When my dog takes his teeth and just nashes them on an itch I get jealous. That seems like the ultimate fuck you to a mosquito bite.
i know sometimes it seems like they're seriously chompin down on themselfs. A couple time's i've tried to stick my finger in there to see how hard she is biting herself, but she usually stops like, "wtf are you sticking your finger in my teeth when i'm biting myself for?". one time i think she pinched me and it hurt
I was gonna get onto you about doing something so idiotic, but boredom will really cause you to do some stupid shit. When I pulled 24 hour watch shifts in the army I inflicted pain on myself in many idiotic ways. Like burning a lighter for awhile and sticking the hot metal part on various parts of my skin for no fucking reason.
nah, the ultimate fuck you to a mosquito bite is to completely ignore it. chewing on it is exactly the kind of reaction it's looking for.
the skin on ur heels and the bottoms of your feet are the thickest on your body. You can hold a bic lighter flame on your heel for like five full seconds without burning yourself.
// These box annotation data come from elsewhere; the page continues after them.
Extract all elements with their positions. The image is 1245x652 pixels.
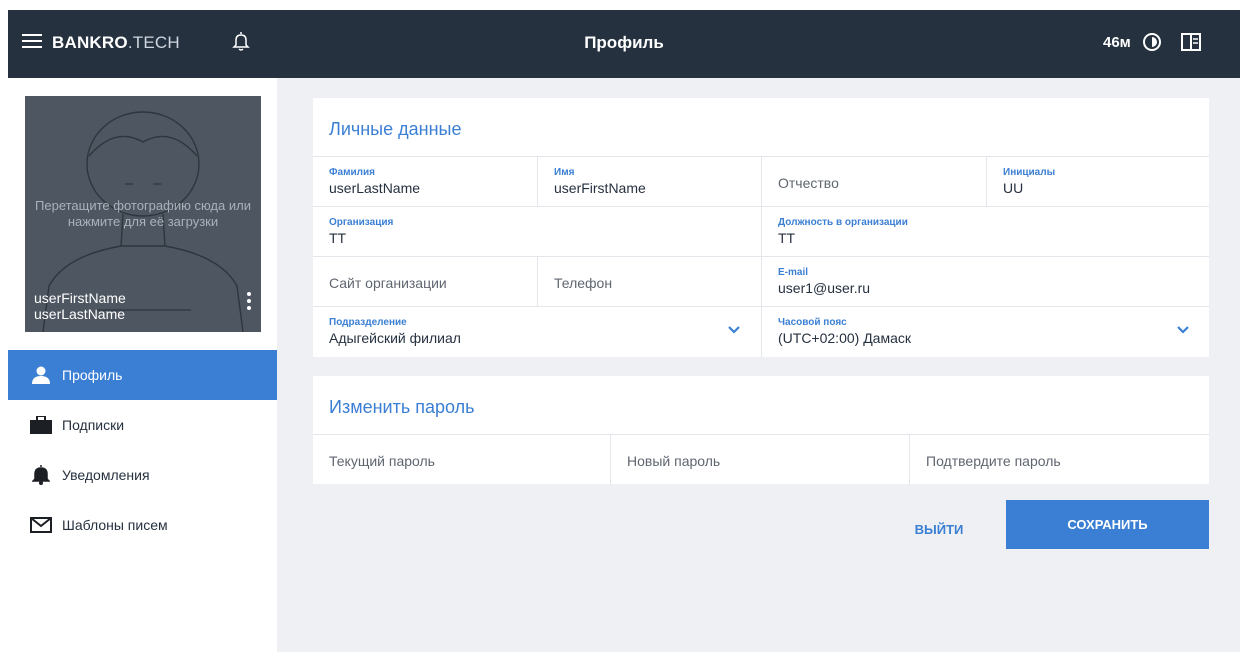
position-field[interactable]: Должность в организации ТТ — [762, 207, 1209, 257]
field-label: Фамилия — [329, 167, 375, 178]
field-label: Часовой пояс — [778, 317, 847, 328]
middle-name-field[interactable]: Отчество — [762, 157, 987, 207]
current-password-field[interactable]: Текущий пароль — [313, 435, 611, 485]
change-password-title: Изменить пароль — [329, 397, 475, 417]
initials-field[interactable]: Инициалы UU — [987, 157, 1209, 207]
field-label: Инициалы — [1003, 167, 1056, 178]
field-placeholder: Отчество — [778, 175, 839, 191]
form-row: Сайт организации Телефон E-mail user1@us… — [313, 256, 1209, 307]
notifications-bell-icon[interactable] — [232, 30, 250, 52]
form-row: Фамилия userLastName Имя userFirstName О… — [313, 156, 1209, 207]
field-placeholder: Текущий пароль — [329, 453, 435, 469]
email-field[interactable]: E-mail user1@user.ru — [762, 257, 1209, 307]
sidebar-item-notifications[interactable]: Уведомления — [8, 450, 277, 500]
field-label: Организация — [329, 217, 394, 228]
sidebar-item-profile[interactable]: Профиль — [8, 350, 277, 400]
save-button[interactable]: СОХРАНИТЬ — [1006, 500, 1209, 549]
timezone-select[interactable]: Часовой пояс (UTC+02:00) Дамаск — [762, 307, 1209, 357]
field-label: Подразделение — [329, 317, 407, 328]
user-icon — [30, 365, 52, 385]
sidebar-item-label: Уведомления — [62, 467, 150, 483]
logo-rest: .TECH — [127, 33, 180, 52]
field-value: (UTC+02:00) Дамаск — [778, 330, 911, 346]
field-label: Имя — [554, 167, 575, 178]
field-value: userFirstName — [554, 180, 646, 196]
photo-upload-hint: Перетащите фотографию сюда или нажмите д… — [35, 198, 251, 229]
department-select[interactable]: Подразделение Адыгейский филиал — [313, 307, 762, 357]
organization-site-field[interactable]: Сайт организации — [313, 257, 538, 307]
field-placeholder: Телефон — [554, 275, 613, 291]
field-value: UU — [1003, 180, 1024, 196]
personal-data-card: Личные данные Фамилия userLastName Имя u… — [313, 98, 1209, 357]
sidebar-item-subscriptions[interactable]: Подписки — [8, 400, 277, 450]
logout-button[interactable]: ВЫЙТИ — [904, 515, 974, 545]
form-row: Текущий пароль Новый пароль Подтвердите … — [313, 434, 1209, 485]
form-row: Подразделение Адыгейский филиал Часовой … — [313, 306, 1209, 357]
layout-icon[interactable] — [1180, 32, 1202, 52]
user-name-block: userFirstName userLastName — [25, 290, 261, 322]
photo-upload-area[interactable]: Перетащите фотографию сюда или нажмите д… — [25, 96, 261, 332]
briefcase-icon — [30, 415, 52, 435]
field-value: userLastName — [329, 180, 421, 196]
user-last-name: userLastName — [34, 306, 126, 322]
menu-icon[interactable] — [22, 34, 42, 52]
sidebar-item-label: Шаблоны писем — [62, 517, 168, 533]
sidebar-item-label: Профиль — [62, 367, 123, 383]
session-timer: 46м — [1103, 34, 1131, 51]
organization-field[interactable]: Организация ТТ — [313, 207, 762, 257]
change-password-card: Изменить пароль Текущий пароль Новый пар… — [313, 376, 1209, 485]
personal-data-title: Личные данные — [329, 119, 462, 139]
field-label: Должность в организации — [778, 217, 908, 228]
phone-field[interactable]: Телефон — [538, 257, 762, 307]
chevron-down-icon — [728, 326, 740, 334]
sidebar-nav: Профиль Подписки Уведомления Шаблоны пис… — [8, 350, 277, 550]
logo[interactable]: BANKRO.TECH — [52, 33, 180, 53]
chevron-down-icon — [1177, 326, 1189, 334]
bell-icon — [30, 465, 52, 485]
field-value: ТТ — [329, 230, 347, 246]
sidebar-item-label: Подписки — [62, 417, 125, 433]
theme-icon[interactable] — [1142, 32, 1162, 52]
field-placeholder: Новый пароль — [627, 453, 721, 469]
more-options-icon[interactable] — [245, 292, 253, 312]
confirm-password-field[interactable]: Подтвердите пароль — [910, 435, 1209, 485]
field-value: Адыгейский филиал — [329, 330, 461, 346]
page-title: Профиль — [584, 33, 664, 52]
last-name-field[interactable]: Фамилия userLastName — [313, 157, 538, 207]
envelope-icon — [30, 515, 52, 535]
field-value: user1@user.ru — [778, 280, 871, 296]
field-placeholder: Подтвердите пароль — [926, 453, 1061, 469]
field-placeholder: Сайт организации — [329, 275, 447, 291]
form-row: Организация ТТ Должность в организации Т… — [313, 206, 1209, 257]
sidebar-item-email-templates[interactable]: Шаблоны писем — [8, 500, 277, 550]
first-name-field[interactable]: Имя userFirstName — [538, 157, 762, 207]
app-frame: BANKRO.TECH Профиль 46м Перетащите фотог… — [8, 10, 1240, 652]
top-bar: BANKRO.TECH Профиль 46м — [8, 10, 1240, 78]
field-value: ТТ — [778, 230, 796, 246]
sidebar: Перетащите фотографию сюда или нажмите д… — [8, 78, 277, 652]
new-password-field[interactable]: Новый пароль — [611, 435, 910, 485]
user-first-name: userFirstName — [34, 290, 126, 306]
logo-bold: BANKRO — [52, 33, 128, 52]
field-label: E-mail — [778, 267, 809, 278]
Don't do it much longer, because if you do hold it on there a little too long, it consequently takes longer to cool down.
am i the only one here that would be following the dog until the teeth came back?...jyust wash them and theyll be fine
Well I ended up having to pay to get a whole new partial made at a really shitty place and you get what you pay for, but it's only a temporary one and I paid $300 for it because they were the only place that would do it same day for me. I'm sorry but I just can't go out in public without teeth, I have too much pride I guess. My regular dentist said that they would do it for $450 and it's not a temporary one, which it's made out of better material. It's takes 4 weeks to get it back from their lab in Cali though. So I'm going to save to have one made through them. I really like my dentist, she has hands of silk. I'm healing really quickly but my jaw is so tight and sore as fuck still.
No she chewed them into 4 pieces and I tried to fit the pieces together to glue them for temporary use, but hey didn't fit very well.